Tales from the Humber

April Newsletter Issue Eight

A difficult month for me, as I had to spend time in hospital. I missed a couple of deadlines but that couldn’t be helped. Recovery seems agonisingly slow, and it will take time before the medication kicks in. Frustrating! I’m trying to use the time to look up opportunities and deadlines. Things that can be done while resting. Luckily, I was out in time to deliver the Bone Shrine to Sheffield. Just seeing the countryside in all its Spring blossom was a pleasure.

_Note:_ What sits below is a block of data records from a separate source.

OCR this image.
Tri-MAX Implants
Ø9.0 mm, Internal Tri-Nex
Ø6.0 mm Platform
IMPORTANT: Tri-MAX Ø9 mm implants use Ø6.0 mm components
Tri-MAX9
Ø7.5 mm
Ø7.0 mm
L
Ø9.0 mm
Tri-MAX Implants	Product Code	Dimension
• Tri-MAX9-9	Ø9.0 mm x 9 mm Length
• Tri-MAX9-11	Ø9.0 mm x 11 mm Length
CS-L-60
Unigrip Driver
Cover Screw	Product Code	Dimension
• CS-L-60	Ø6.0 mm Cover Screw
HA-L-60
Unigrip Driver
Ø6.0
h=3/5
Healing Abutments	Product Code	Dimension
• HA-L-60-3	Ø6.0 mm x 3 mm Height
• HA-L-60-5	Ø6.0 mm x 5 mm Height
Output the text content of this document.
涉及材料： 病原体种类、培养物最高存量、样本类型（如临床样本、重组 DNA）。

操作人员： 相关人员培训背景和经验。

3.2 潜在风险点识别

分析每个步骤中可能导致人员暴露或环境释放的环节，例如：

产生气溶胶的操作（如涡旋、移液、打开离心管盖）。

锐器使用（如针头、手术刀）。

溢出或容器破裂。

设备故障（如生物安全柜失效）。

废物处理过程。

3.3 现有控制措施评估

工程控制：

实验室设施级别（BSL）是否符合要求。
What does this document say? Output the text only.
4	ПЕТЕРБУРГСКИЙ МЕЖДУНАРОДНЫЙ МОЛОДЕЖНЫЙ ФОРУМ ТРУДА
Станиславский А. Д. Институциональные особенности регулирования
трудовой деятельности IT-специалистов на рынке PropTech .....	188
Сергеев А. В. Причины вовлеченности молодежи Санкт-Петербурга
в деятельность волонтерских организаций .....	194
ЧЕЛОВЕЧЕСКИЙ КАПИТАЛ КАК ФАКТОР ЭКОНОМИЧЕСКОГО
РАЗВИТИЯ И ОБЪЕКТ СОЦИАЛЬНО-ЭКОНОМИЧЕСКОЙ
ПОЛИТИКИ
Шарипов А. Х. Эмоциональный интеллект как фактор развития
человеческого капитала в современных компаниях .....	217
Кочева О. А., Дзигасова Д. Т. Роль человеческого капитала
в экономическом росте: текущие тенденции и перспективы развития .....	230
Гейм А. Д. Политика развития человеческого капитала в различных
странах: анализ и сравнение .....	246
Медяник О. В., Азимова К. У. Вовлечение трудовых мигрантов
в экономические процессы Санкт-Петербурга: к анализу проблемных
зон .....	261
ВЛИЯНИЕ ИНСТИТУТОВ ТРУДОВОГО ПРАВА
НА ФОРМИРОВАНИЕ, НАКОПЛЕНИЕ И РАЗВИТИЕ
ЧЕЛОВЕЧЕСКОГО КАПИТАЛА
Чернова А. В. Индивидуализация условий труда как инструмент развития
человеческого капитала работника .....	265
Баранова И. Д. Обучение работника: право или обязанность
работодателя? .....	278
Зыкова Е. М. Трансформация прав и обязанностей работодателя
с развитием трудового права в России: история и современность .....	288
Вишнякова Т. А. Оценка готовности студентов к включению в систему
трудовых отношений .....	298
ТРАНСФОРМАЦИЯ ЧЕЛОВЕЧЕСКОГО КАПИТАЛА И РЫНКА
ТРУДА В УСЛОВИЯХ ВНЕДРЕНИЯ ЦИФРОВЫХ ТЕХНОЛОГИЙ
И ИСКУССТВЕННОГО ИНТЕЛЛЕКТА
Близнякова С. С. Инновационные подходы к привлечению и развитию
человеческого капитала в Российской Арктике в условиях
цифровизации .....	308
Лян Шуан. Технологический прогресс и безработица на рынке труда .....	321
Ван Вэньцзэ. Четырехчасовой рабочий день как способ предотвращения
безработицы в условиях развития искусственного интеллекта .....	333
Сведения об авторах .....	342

One thing I can do is prepare a presentation for my art group. We are looking at Art and War. Immediately artists like Goya with his prints of the atrocities on civilians during the Napoleonic invasion of Spain, Picasso, with his picture of Guernica bombed by German planes on behalf of Franco during the Spanish civil War and Henry Moor, with his iconic drawings of Londoners sheltering in the underground during the Blitz, come to mind. Instead, I wanted to feature a a surgeon in the first world war called Harold Gillies. His artistry was rebuilding soldier’s faces hideously disfigured fighting at the Somme. He kept photographic records of his work, before and after treatment.

Researching him, I came across an American Sculptor called Anna Coleman Ladd who and made prosthetic masks for soldiers badly disfigured in World War 1. Pictures of her studio showing many of the plaster casts she made of their faces would not look out of place in a gallery entitled ‘Faces of War’! The prosthetic was made of thin galvanised copper painted with hard enamel to match their skin tone. She used real hair to create eyelashes, eyebrows and moustaches. This work is now called anaplastology – the art, craft and 

science of restoring malformed anatomy through artificial means.

Faces of War

My last artist, is Francis Bacon, not an actual war artist but one influenced by  Gillies’s photographic records. Unlike the previous two artists, Bacon deliberately distorted his sitter’s faces because he felt this made the subject more real. He preferred to work from photos so he could disfigure their faces in private as he didn’t think they would like it. He never mentioned the facial disfigurement source of material, though he did talk of a book he had acquired in France, about diseases of the mouth. He found the open mouth and teeth quite sexual and used the image device quite a few of his pictures, including his ‘Three Studies of the Crucifixion’.